They succeeded, once again, in setting rumours flying last week with a six-second video on her tumblr, which ends with the message '4.4.2013 9AM EDT #BeyHereNow'.
The video, it transpires, points to an advertisement for Pepsi. A slight anticlimax, perhaps.
But it does give a preview of the video for her upcoming release, Mirrors. In the video, Beyonce is faced with previous incarnations of herself from past singles.
The video arrives just days after Beyonce outed herself as a "modern-day feminist" in Vogue. As opposed to what? A suffragette in the early-1900s?
By adding 'modern-day' she's presumably trying to separate herself from the more extreme end of the spectrum; the feminism she perceives to be outdated and anti-men.
Beyonce's apparent reluctance to label herself should come as no surprise; there are few recorded instances of her associating herself with the women's movement.
Yet people have been determined to shoehorn her into the role of feminist icon for years. It strikes me as an odd thing to do.
So what of the latest single? In the first half, she throws down the gauntlet: "I know when you were little girls/You dreamt of being in my world/ Don't forget it... bow down bitches."

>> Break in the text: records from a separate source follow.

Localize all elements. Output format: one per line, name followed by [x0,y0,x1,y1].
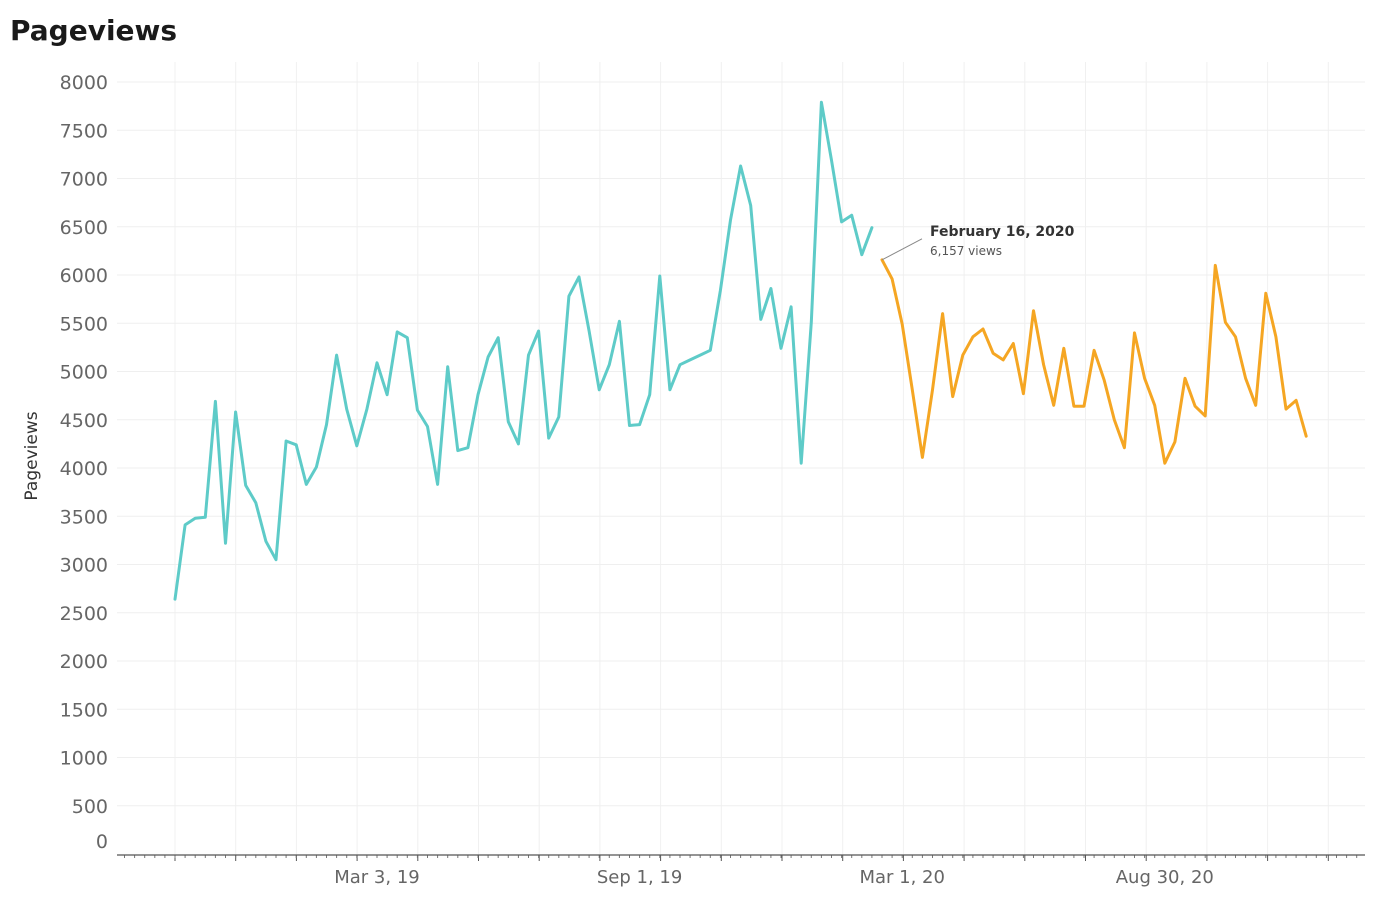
y-tick-label: 3500 [60,506,108,528]
y-tick-label: 5000 [60,362,108,384]
y-tick-label: 5500 [60,313,108,335]
y-tick-label: 4500 [60,410,108,432]
y-tick-label: 4000 [60,458,108,480]
series-line-before [173,100,874,601]
y-tick-label: 500 [72,796,108,818]
y-tick-label: 2000 [60,651,108,673]
y-tick-label: 8000 [60,72,108,94]
y-tick-label: 7000 [60,169,108,191]
annotation-title: February 16, 2020 [930,224,1075,240]
y-tick-label: 0 [96,831,108,853]
chart-title: Pageviews [10,14,178,47]
y-tick-label: 7500 [60,120,108,142]
annotation-subtitle: 6,157 views [930,244,1002,258]
series-line-after [880,258,1308,465]
y-tick-label: 6500 [60,217,108,239]
x-tick-label: Mar 1, 20 [859,867,944,888]
y-tick-label: 6000 [60,265,108,287]
y-tick-label: 3000 [60,555,108,577]
y-tick-label: 1000 [60,748,108,770]
y-axis-title: Pageviews [22,411,42,500]
y-tick-label: 2500 [60,603,108,625]
annotation-leader-line [881,238,923,261]
x-tick-label: Mar 3, 19 [334,867,419,888]
x-tick-label: Aug 30, 20 [1116,867,1214,888]
x-tick-label: Sep 1, 19 [597,867,682,888]
y-tick-label: 1500 [60,699,108,721]
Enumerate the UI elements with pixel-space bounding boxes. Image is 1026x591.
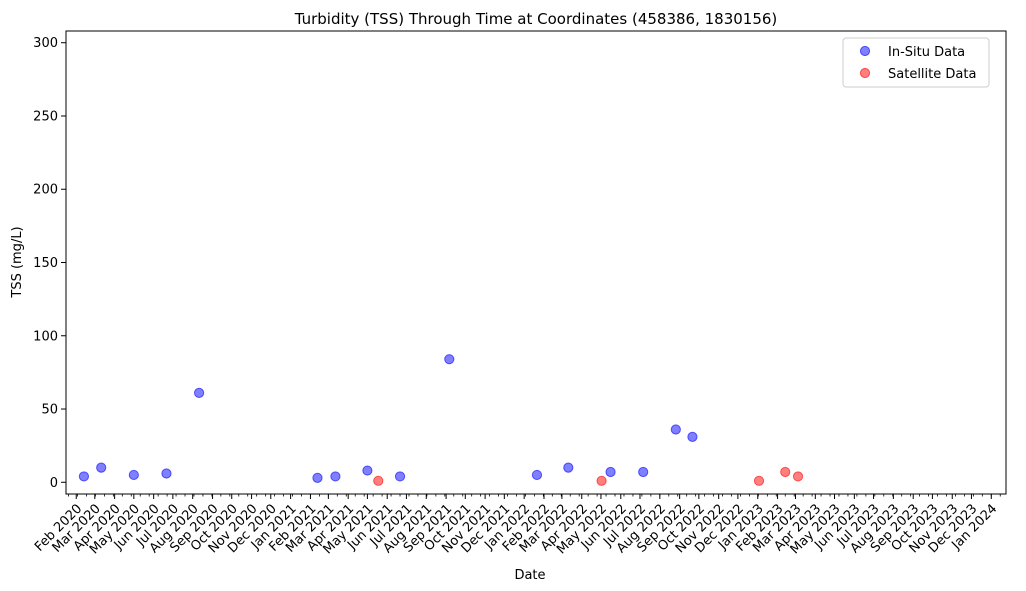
y-tick-label: 250 [33, 109, 58, 124]
in-situ-point [96, 462, 107, 473]
in-situ-point [687, 431, 698, 442]
legend-label-satellite: Satellite Data [888, 67, 976, 82]
in-situ-point [605, 466, 616, 478]
legend-marker-satellite [859, 67, 871, 79]
legend-label-in-situ: In-Situ Data [888, 45, 965, 60]
y-tick-label: 0 [50, 476, 58, 491]
satellite-point [780, 466, 791, 478]
in-situ-point [193, 387, 205, 399]
in-situ-point [362, 465, 373, 476]
satellite-point [792, 471, 804, 482]
legend-box [842, 37, 990, 88]
y-tick-label: 150 [33, 256, 58, 271]
legend: In-Situ Data Satellite Data [842, 37, 990, 88]
satellite-point [596, 475, 607, 486]
satellite-point [373, 475, 384, 486]
data-points [78, 354, 804, 486]
in-situ-point [78, 471, 90, 482]
in-situ-point [563, 462, 574, 473]
y-tick-label: 200 [33, 183, 58, 198]
chart-title: Turbidity (TSS) Through Time at Coordina… [294, 10, 778, 28]
in-situ-point [638, 466, 649, 478]
x-axis-label: Date [514, 568, 545, 583]
in-situ-point [330, 471, 341, 482]
in-situ-point [161, 468, 172, 479]
in-situ-point [394, 471, 406, 482]
satellite-point [753, 475, 765, 486]
in-situ-point [128, 469, 139, 481]
in-situ-point [531, 469, 543, 481]
y-tick-label: 50 [41, 403, 58, 418]
y-axis: 0 50 100 150 200 250 300 [33, 36, 66, 491]
in-situ-point [312, 472, 323, 483]
plot-frame [65, 30, 1007, 495]
y-tick-label: 300 [33, 36, 58, 51]
in-situ-point [670, 424, 681, 435]
in-situ-point [444, 354, 455, 365]
y-tick-label: 100 [33, 329, 58, 344]
y-axis-label: TSS (mg/L) [10, 226, 25, 298]
legend-marker-in-situ [859, 45, 871, 57]
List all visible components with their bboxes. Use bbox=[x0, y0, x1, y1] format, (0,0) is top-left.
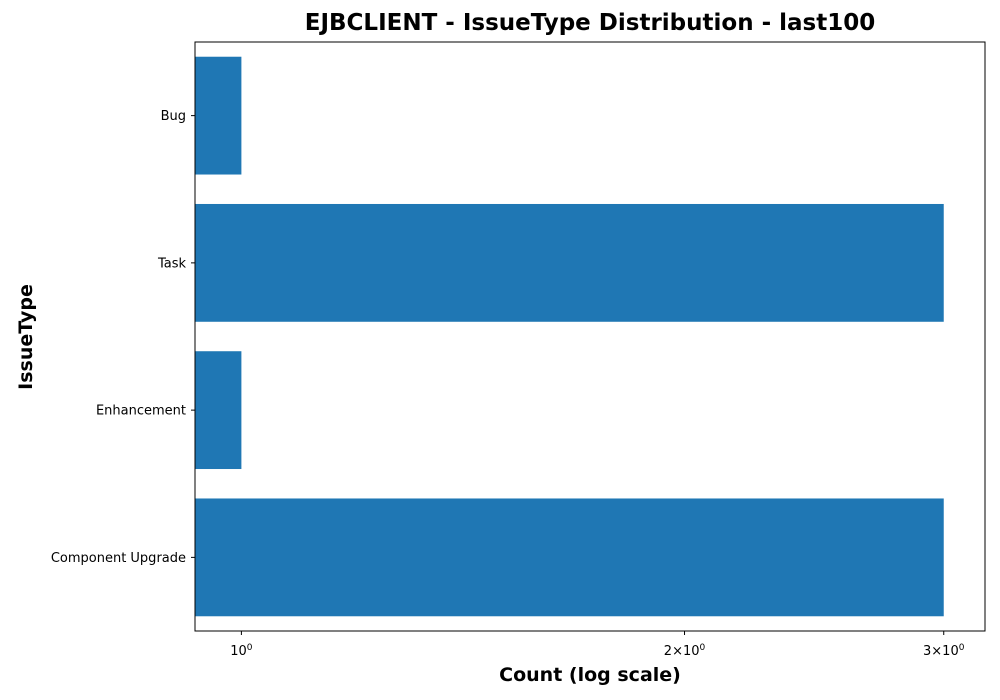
x-tick-label: 100 bbox=[230, 643, 253, 659]
x-ticks-group: 100 2×100 3×100 bbox=[230, 631, 965, 659]
bar-bug bbox=[195, 56, 242, 175]
chart-title: EJBCLIENT - IssueType Distribution - las… bbox=[304, 10, 876, 36]
x-axis-label: Count (log scale) bbox=[499, 664, 681, 686]
y-axis-label: IssueType bbox=[15, 284, 37, 390]
x-tick-label: 3×100 bbox=[923, 643, 965, 659]
x-tick-label: 2×100 bbox=[664, 643, 706, 659]
bars-group bbox=[195, 56, 944, 617]
bar-component-upgrade bbox=[195, 498, 944, 617]
bar-enhancement bbox=[195, 351, 242, 470]
plot-frame bbox=[194, 41, 986, 632]
y-tick-label: Enhancement bbox=[96, 404, 186, 419]
y-tick-label: Bug bbox=[161, 109, 186, 124]
bar-task bbox=[195, 203, 944, 322]
y-ticks-group: Bug Task Enhancement Component Upgrade bbox=[51, 109, 195, 566]
y-tick-label: Task bbox=[157, 256, 187, 271]
y-tick-label: Component Upgrade bbox=[51, 551, 186, 566]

The word 'bitch', in itself, isn't shocking (many female artists have used far worse).
But it's not a word you might expect from an artist who has said that her idea of beauty is "someone who is confident, but not competitive, with other women".
It's a shock to the system to hear her using such aggressively anti-women language.
After its release, Beyonce has been accused of only adopting the feminist label when it suits her.
But it seems to me as though other people want to see her as a champion of the feminist movement more than she does herself.
There are, without question, plenty of things to admire about Beyonce. She is phenomenally successful and no-one could claim she's lazy.
But why can't we separate the things we admire about Beyonce from the things to critique? Why is it that she's seemingly always either lauded as a feminist role-model or blamed for letting the side down?
Enjoy her music, by all means. Admire her work ethic, even. But don't call her a feminist icon.